When I asked for the sheet instead of that stupid paper jacket, the nurse
looked at me, smiled and simply got me a sheet. I have never had to suffer the
indignity of that stupid paper jacket again. If a sheet is not already provided
at each of my appointments, I ask for one.
With
the start of radiation, I felt relatively good. I thought this was going to be
a breeze. By the middle of the fourth
week, I wasn’t feeling like it was such a breeze. Monday through Friday, every
morning at 7:15 I checked in at the reception desk, was handed my beeper to
notify me that it was my turn in the “oven” (patient humor, but the techs did
not find this reference humorous).
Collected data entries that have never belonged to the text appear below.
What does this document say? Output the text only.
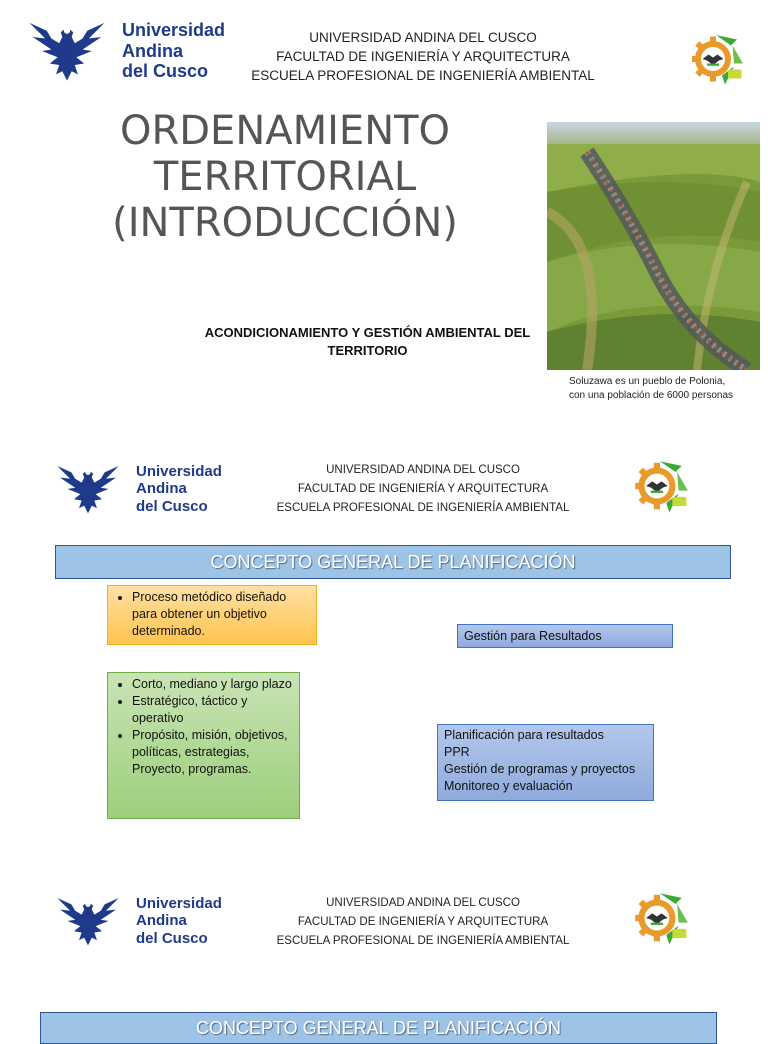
Universidad
Andina
del Cusco
UNIVERSIDAD ANDINA DEL CUSCO
FACULTAD DE INGENIERÍA Y ARQUITECTURA
ESCUELA PROFESIONAL DE INGENIERÍA AMBIENTAL
ORDENAMIENTO
TERRITORIAL
(INTRODUCCIÓN)
ACONDICIONAMIENTO Y GESTIÓN AMBIENTAL DEL
TERRITORIO
Soluzawa es un pueblo de Polonia,
con una población de 6000 personas
Universidad
Andina
del Cusco
UNIVERSIDAD ANDINA DEL CUSCO
FACULTAD DE INGENIERÍA Y ARQUITECTURA
ESCUELA PROFESIONAL DE INGENIERÍA AMBIENTAL
CONCEPTO GENERAL DE PLANIFICACIÓN
• Proceso metódico diseñado para obtener un objetivo determinado.
• Corto, mediano y largo plazo
• Estratégico, táctico y operativo
• Propósito, misión, objetivos, políticas, estrategias, Proyecto, programas.
Gestión para Resultados
Planificación para resultados
PPR
Gestión de programas y proyectos
Monitoreo y evaluación
Universidad
Andina
del Cusco
UNIVERSIDAD ANDINA DEL CUSCO
FACULTAD DE INGENIERÍA Y ARQUITECTURA
ESCUELA PROFESIONAL DE INGENIERÍA AMBIENTAL
CONCEPTO GENERAL DE PLANIFICACIÓN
I would go to a changing booth, strip to my
waist and wrap myself in a sheet, march into the radiation room, with a large
heavy door, similar to that of a bank vault, appropriately labeled with
tri-foil radiation logo, lie down on a table with a form created from a body
mold of my shoulder to keep me in the same position. Once under the
accelerator, a light would switch on, the tech lined up the blue-black dots
tattooed from the center of my chest to the middle of my side under my armpit,
it looked like a grid pattern. It was called ‘the field’. The actual shot of radiation inflicts no pain
or discomfort and lasts for minutes. The set-up takes more time than the actual
therapy. On most mornings I was back home within the hour.
Weekly
blood work indicated my T-cells were dropping, it was the tail end of winter
and everyone around me seemed be fighting a cold. The fatigue set in like a
wall fell on me. My skin was burned and blistered. I wore snug men’s undershirts to reduce the
friction of anything I wore against the raw skin. Toward the end of the seven
week treatment it was time for the ‘boost’, a more concentrated blast of
radiation. My skin was badly burned and I was asked if I wanted to take a few
days off and pick up again the following week. I declined, it was the final
week and I just wanted to be ‘done’.
After
I finished radiation therapy, my skin healed really well, but a few months
later developed a blood infection in the treated breast that almost become
sepsis. Once the infection healed the scar from the surgery had now become a
crater because of the damage from the infection.
A
year later, the oncologist asked me if my uneven breasts bothered me. I laughed
at first. She stood back, folded her arms across her own chest and simply
nodded right and left surveying my chest. “Really, does the uneveness bother you?” she
said. My response was, “of course it does, but what can I do about it?” She
recommended a plastic surgeon. When I mentioned that I thought I wouldn’t be a
candidate for reconstruction, because of my womanly size, she responded, “ this
is not a size 8 world.” I like that thinking.
My
visit to the plastic surgeon was a pleasure. I felt like a million bucks with
every appointment. He also doesn’t believe this is a size 8 world. While he
detailed for me what the results of the surgery would be, the treated breast
had substantial damage and he was limited as to how much he could improve the
look of it, filling the crater was about the most I could hope for as an end
result. When all was said and done, on my last appointment with him I expressed
that I was pleased with the view as I looked down. He said that was 90% of his
job.
Along
this journey the best medicine was something not procured by prescription or a
surgical procedure. Nestling under a blanket with my husband while I whined about how badly
I felt, and his quiet but constant presence was more healing than anything
else. Sometimes we’d lay side by side
and just hold hands in silence. And those were truly energizing moments,
lending strength to each other to get on with our life.
Every
year I keep my appointment to get the ‘girls’ checked out, squished, groped and
visually assessed by the medical professionals I call the booby team. From the
Radiology tech to the surgeon to the oncologist, it will be a long day but I’m
grateful I can get all the appointments in one day, and get it over with. When
it’s all said and done I have my own little celebration. This year it might be
a Sunday dinner with the family. We’re overdue for a Sunday dinner.